In 1911 the milling plant of Benguet Consolidated Mining Company was completely destroyed by high
waters. The company was thereafter without working capital, and without credit, and therefore unable
to rebuild the plant. In a contract of November 5, 1913 Hanlon, Sellner, Haussermann, and Beam, agreed
to collaborate in the flotation of the project which seeks to rehabilitate said Mining Company. The
parties agreed to raise money on the said project within six months by obtaining subscriptions to shares
of the mining company. It was expressly stipulated that the failure of one to perform within the
stipulated period would discharge the others. Hanlon defaulted in his part. Under the contract,
Hausserman and Beam and Sellner were discharged from their obligations. Thereafter, Hausserman and
Beam considered themselves released from the said contract, and presented a new plan for the
rehabilitation of the company. The new plan adopted succeeded in raising the price of the stock of the
company and made large profits. Hanlon now brought action to compel Hausserman and Beam to
account for his share in the profits which he claimed Hausserman and Beam obtained by virtue of their
contract.
ISSUE: Are Hausserman and Beam accountable to Hanlon as a fiduciary for the profits?

RULING: No. After the termination of an agency, partnership, or joint adventure, the party who stood in
a fiduciary relation to another is free to act in his own interest with respect to the Art. 1807 139 same
subject matter provided he has done nothing during the continuance of the relation to lay a foundation
for an undue advantage to himself. To act as fiduciary of another does not necessarily imply the creation
of a permanent disability in the fiduciary to act for himself in regard to the same subject matter.

In reversing the trial courts decision the court cited its previous ruling in the case of Lind v.

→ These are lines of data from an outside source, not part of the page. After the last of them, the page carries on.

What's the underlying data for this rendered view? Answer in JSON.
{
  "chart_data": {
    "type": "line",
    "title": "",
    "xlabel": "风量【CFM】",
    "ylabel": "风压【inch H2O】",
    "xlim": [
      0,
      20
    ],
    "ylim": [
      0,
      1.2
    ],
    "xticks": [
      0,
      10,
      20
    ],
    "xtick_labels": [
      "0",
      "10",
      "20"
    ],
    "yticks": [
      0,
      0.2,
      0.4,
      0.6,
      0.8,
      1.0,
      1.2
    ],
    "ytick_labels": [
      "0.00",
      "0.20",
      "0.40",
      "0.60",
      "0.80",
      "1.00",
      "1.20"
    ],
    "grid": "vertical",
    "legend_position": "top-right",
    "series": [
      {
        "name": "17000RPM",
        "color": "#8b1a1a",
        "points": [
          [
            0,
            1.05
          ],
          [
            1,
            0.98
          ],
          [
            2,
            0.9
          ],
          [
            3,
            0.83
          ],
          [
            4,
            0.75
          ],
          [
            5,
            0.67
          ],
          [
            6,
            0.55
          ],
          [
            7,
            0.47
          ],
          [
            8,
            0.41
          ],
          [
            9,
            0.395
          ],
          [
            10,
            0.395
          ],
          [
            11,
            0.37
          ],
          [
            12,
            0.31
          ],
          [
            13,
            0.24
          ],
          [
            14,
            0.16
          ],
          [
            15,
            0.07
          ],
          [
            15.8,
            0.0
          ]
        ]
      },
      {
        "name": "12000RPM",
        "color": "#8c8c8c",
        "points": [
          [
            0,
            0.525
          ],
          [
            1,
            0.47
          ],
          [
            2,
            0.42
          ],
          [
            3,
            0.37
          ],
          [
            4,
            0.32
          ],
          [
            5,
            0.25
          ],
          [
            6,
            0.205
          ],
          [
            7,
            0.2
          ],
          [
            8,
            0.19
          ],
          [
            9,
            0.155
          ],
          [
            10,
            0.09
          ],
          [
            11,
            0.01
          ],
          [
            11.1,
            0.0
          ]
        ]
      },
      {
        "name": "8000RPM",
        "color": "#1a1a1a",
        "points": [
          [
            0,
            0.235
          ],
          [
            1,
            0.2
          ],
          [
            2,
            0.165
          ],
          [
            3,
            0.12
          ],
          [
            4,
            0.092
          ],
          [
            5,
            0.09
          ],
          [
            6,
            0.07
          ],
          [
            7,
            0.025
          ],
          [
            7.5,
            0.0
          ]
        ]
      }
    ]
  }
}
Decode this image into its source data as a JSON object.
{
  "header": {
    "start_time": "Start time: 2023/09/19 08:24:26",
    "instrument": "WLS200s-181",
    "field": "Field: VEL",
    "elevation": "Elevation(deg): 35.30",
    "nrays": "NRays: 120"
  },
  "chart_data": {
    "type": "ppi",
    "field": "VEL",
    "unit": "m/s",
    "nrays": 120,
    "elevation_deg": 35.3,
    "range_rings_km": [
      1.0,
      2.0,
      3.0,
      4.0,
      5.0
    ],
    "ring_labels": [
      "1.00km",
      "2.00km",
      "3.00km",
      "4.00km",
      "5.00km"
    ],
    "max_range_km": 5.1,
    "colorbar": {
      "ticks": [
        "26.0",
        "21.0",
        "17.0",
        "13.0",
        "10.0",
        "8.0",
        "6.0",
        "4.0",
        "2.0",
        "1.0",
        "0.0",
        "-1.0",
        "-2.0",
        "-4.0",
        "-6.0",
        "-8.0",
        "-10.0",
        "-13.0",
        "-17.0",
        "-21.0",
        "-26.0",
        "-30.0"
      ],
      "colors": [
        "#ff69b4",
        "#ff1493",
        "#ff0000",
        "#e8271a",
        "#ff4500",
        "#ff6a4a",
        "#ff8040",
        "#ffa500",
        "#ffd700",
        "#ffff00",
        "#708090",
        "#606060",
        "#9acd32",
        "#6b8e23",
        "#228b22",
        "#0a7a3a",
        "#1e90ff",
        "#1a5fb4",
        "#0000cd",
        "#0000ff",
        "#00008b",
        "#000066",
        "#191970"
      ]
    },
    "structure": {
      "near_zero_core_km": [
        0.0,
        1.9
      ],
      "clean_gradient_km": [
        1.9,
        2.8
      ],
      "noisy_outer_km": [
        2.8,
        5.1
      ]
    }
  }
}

Webber thus:

"We further find that the law is well established that the relation between joint adventurers is fiduciary
in its character and the utmost good faith is required of the trustee, to whom the deal or property may
be intrusted, and such trustee will be held strictly to account to his coadventurers, and that he will not
be permitted, by reason of the possession of the property or profits whichever the case may be to enjoy
an unfair advantage, or have any greater rights in the property by reason of the fact that he is in
possession of the property or profits as trustee, than his co-adventurers are entitled to. The mere fact
that he is intrusted with the rights of his co-adventurers imposes upon him the sacred duty of guarding
their rights equally with his own, and he is required to account strictly to his co-adventurers, and, if he is
recreant to his trust, any rights they may be denied are recoverable."

Hence, the action of Hanlon was denied.